I have always found that labeling a thing makes it more understandable and manageable. Dr. Thomas was telling me, without employing that language, that my tailwinds could propel me forward with greater energy than my headwinds could hold me back.

In considering my life, I have realized that, in addition to headwinds that were blowing on me because of my past—headwinds that embarrassed and shamed me—there were, and continue to be, headwinds that I create for myself. When I spend time focusing on things beyond my control, I have less time and energy to actually deal with things I can control. When I misinterpret other people’s behavior, when I obsessively ruminate about an issue, when I try to rewrite the past, I am creating headwinds that can have a negative effect on my life. And research suggests that we risk focusing on the headwinds to the detriment of embracing the tailwinds.

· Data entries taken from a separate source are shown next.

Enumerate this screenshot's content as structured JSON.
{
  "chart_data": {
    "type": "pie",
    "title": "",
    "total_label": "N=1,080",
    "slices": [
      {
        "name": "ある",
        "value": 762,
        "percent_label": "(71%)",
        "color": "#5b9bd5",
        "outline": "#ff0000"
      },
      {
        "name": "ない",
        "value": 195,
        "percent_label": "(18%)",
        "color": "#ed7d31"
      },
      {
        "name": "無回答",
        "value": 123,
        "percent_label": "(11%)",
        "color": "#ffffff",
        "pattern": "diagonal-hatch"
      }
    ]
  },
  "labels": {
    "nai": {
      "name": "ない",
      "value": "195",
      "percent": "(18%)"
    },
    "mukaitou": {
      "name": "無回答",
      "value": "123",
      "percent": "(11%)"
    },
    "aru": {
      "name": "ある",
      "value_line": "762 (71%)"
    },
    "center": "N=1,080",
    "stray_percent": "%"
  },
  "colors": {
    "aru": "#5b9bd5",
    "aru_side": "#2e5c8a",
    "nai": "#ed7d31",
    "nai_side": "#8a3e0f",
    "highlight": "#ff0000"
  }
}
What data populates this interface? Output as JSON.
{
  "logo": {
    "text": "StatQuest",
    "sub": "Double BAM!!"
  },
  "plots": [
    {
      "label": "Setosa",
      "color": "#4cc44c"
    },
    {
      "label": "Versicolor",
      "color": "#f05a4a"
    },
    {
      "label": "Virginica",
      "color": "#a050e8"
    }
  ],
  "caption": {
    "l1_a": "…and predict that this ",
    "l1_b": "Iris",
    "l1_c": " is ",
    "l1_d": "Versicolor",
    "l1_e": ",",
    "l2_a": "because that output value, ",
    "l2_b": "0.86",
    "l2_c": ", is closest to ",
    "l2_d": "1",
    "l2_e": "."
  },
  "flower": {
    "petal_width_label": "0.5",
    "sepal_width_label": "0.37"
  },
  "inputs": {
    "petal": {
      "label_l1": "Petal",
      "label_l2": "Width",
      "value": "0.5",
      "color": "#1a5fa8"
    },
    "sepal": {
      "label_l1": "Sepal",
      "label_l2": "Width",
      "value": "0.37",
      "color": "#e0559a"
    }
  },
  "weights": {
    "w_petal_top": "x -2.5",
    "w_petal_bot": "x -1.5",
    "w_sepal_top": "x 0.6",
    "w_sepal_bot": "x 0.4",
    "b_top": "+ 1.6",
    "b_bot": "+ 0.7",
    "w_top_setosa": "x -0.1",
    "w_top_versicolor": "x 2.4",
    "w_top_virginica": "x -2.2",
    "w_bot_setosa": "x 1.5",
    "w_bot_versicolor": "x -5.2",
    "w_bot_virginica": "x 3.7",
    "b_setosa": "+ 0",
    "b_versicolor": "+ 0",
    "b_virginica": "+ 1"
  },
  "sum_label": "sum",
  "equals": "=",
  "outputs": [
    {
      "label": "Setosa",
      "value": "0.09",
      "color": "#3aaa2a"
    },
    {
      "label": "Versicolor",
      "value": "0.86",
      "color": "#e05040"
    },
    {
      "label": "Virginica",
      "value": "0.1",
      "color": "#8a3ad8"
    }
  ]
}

But, I am so grateful for the tailwinds that I have experienced. Teachers have offered me encouragement to rise above poverty and have guided me, encouraging me that I could be my best. I remember Miss Guffin, my very demanding home economics teacher, who made sure the sewing class actually produced professional-looking apparel: skirts, dresses, suits, and coats, providing me a wardrobe through college and beyond.

Calvary Baptist Church in Kansas City where I grew up offered me an enriching experience through Sunday School, Training Union, Bible School, and YWA, where my winning the Sword Drill competition (“Attention!” “Draw Swords!” “Charge!”) awarded me an eye-opening trip to Ridgecrest, never mind that it was on a hot and bumpy school bus. 

Dr. H.I. Hester rescued me when he located/created funding to support my continuing at William Jewell, and Dr. Thomas wrote me a fine recommendation that admitted me to a fine graduate school. The tailwinds have continued: a wonderful and supportive husband, two amazing children, a richly loving congregation at Second Baptist Church, a stimulating college—where I both attended and taught.  And so many more.

Yes, the headwinds continue, including multiple surgeries, insecurities, regrets, and mistakes. But with a growing faith supported by the leadership from Second Baptist, the blessing of relationships in small groups, and an opportunity to serve in a variety of ways, the headwinds are diminished and the tailwinds prevail. I am blessed.